Beide kauften voriges Jahr die ehemalige »Schildeburg« in Klein-Karben, eine alte Gastwirtschaft, die zehn Jahre leer stand. Zuerst haben sie die Wohnräume renoviert, jetzt wollen sie nach und nach daran gehen, die Atelierräume einzurichten. In der ehemaligen Gaststube und in der Werkstatt entsteht ihre Lichtkunst. So auch die Werke, die die beiden in der Hauptstadt gezeigt haben. Für Alfred Wolski war die Einladung zu »Berlin leuchtet« eine besondere Ehre, wie er gesteht. Denn er durfte die Gedächtniskirche zehn Tage lang mit seiner Kunst beleuchten. Er nannte es »Lichtklang der Elemente«, sie stellte drei Tage bei einem der Sponsoren in der Firma aus unter dem Titel »Naturpoesie«. Man habe »sehr meditative Räume« geschaffen, sagen die beiden Neu-Karbener. Denn sie wollen nicht nur etwas fürs Auge bieten, sondern auch für die Ohren. Es gibt Musik aus Klangschalen und andere Töne, die ihre Kunst zu einem großen Ganzen machen sollen. Es habe »sehr glückliche Reaktionen« auf ihre Lichtkunst gegeben, sagen die beiden nach ihrer Rückkehr.
»Berlin leuchtet« |
Fast 500 Gebäude wurden im Rahmen des Großprojektes in der Hauptstadt beleuchtet. Vom 30. September bis zum 16. Oktober waren Lichtinstallationen unter dem Motto »Licht verbindet« zu sehen. Das Thema soll durch facettenreiche Installationen umgesetzt werden.

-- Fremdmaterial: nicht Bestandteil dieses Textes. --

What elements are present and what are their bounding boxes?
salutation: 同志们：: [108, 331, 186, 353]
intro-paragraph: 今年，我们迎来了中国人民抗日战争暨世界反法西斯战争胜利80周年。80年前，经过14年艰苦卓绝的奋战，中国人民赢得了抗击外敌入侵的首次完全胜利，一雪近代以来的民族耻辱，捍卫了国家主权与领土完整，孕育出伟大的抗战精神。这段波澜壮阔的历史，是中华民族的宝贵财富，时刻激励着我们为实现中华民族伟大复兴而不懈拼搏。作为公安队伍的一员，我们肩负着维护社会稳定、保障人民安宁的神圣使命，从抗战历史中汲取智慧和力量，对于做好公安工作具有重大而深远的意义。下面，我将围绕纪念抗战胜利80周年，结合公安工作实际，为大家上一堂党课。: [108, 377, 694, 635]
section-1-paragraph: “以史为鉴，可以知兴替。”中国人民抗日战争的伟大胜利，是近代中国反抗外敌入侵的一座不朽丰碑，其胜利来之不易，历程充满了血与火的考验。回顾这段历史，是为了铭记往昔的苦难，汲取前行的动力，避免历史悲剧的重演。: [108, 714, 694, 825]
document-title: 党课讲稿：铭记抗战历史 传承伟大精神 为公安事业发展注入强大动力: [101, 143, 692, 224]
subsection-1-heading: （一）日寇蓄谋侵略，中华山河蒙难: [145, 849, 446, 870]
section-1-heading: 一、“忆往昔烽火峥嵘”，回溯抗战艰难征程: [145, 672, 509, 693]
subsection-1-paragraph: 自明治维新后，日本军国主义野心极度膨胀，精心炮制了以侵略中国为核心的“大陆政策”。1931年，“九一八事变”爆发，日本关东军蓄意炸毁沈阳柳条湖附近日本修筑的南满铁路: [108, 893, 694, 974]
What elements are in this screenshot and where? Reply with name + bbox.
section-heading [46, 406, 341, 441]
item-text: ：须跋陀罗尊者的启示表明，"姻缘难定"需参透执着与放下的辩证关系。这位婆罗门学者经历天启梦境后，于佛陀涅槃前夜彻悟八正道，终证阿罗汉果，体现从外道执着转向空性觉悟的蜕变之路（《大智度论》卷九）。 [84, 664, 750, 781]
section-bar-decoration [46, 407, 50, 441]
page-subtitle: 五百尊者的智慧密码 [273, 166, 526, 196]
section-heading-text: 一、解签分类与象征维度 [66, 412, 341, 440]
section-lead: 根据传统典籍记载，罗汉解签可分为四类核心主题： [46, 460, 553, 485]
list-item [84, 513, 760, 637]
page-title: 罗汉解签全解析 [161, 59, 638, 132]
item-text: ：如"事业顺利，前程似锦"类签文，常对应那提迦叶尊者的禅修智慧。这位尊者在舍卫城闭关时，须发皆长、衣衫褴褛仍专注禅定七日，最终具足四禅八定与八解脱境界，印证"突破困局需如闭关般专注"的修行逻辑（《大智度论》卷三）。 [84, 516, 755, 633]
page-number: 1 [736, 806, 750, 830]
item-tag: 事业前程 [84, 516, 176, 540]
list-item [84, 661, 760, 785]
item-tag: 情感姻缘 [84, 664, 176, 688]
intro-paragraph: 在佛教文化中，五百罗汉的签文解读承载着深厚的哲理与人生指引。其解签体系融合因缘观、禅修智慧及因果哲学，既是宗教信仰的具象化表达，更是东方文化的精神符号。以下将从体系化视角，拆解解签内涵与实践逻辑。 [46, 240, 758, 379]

Highlight war das Brandenburger Tor, das täglich in einer 3-D-Show mit acht Projektoren farbenfroh in Szene gesetzt wurde. Außerdem wurden unter anderem folgende Orte ins rechte Licht gesetzt: Mall of Berlin, Siegessäule, Friedrichstadt-Palast, Deutscher Dom, Konzerthaus, Französischer Dom, Galeria Kaufhof Alexanderplatz, Europa Center, Kranzler Eck, Elefantentor am Zoo, Funkturm und Gedächtniskirche. (pe) |
Das Auto ist von der Berlin-Fahrt noch nicht ausgepackt, da bereiten sie schon eine weitere Ausstellung in Offenbach vor. Und sie wollen in die Schulen gehen, um den Kindern mit Licht und Tönen Ruhe zu vermitteln.
Auch in Karben werden sie demnächst sichtbare Spuren hinterlassen. Im Rahmen der Künstler-Initiative, der beide beigetreten sind, planen sie die Beleuchtung des Gehspitzbrunnens, der zu einem öffentlichen Kunstobjekt werden soll.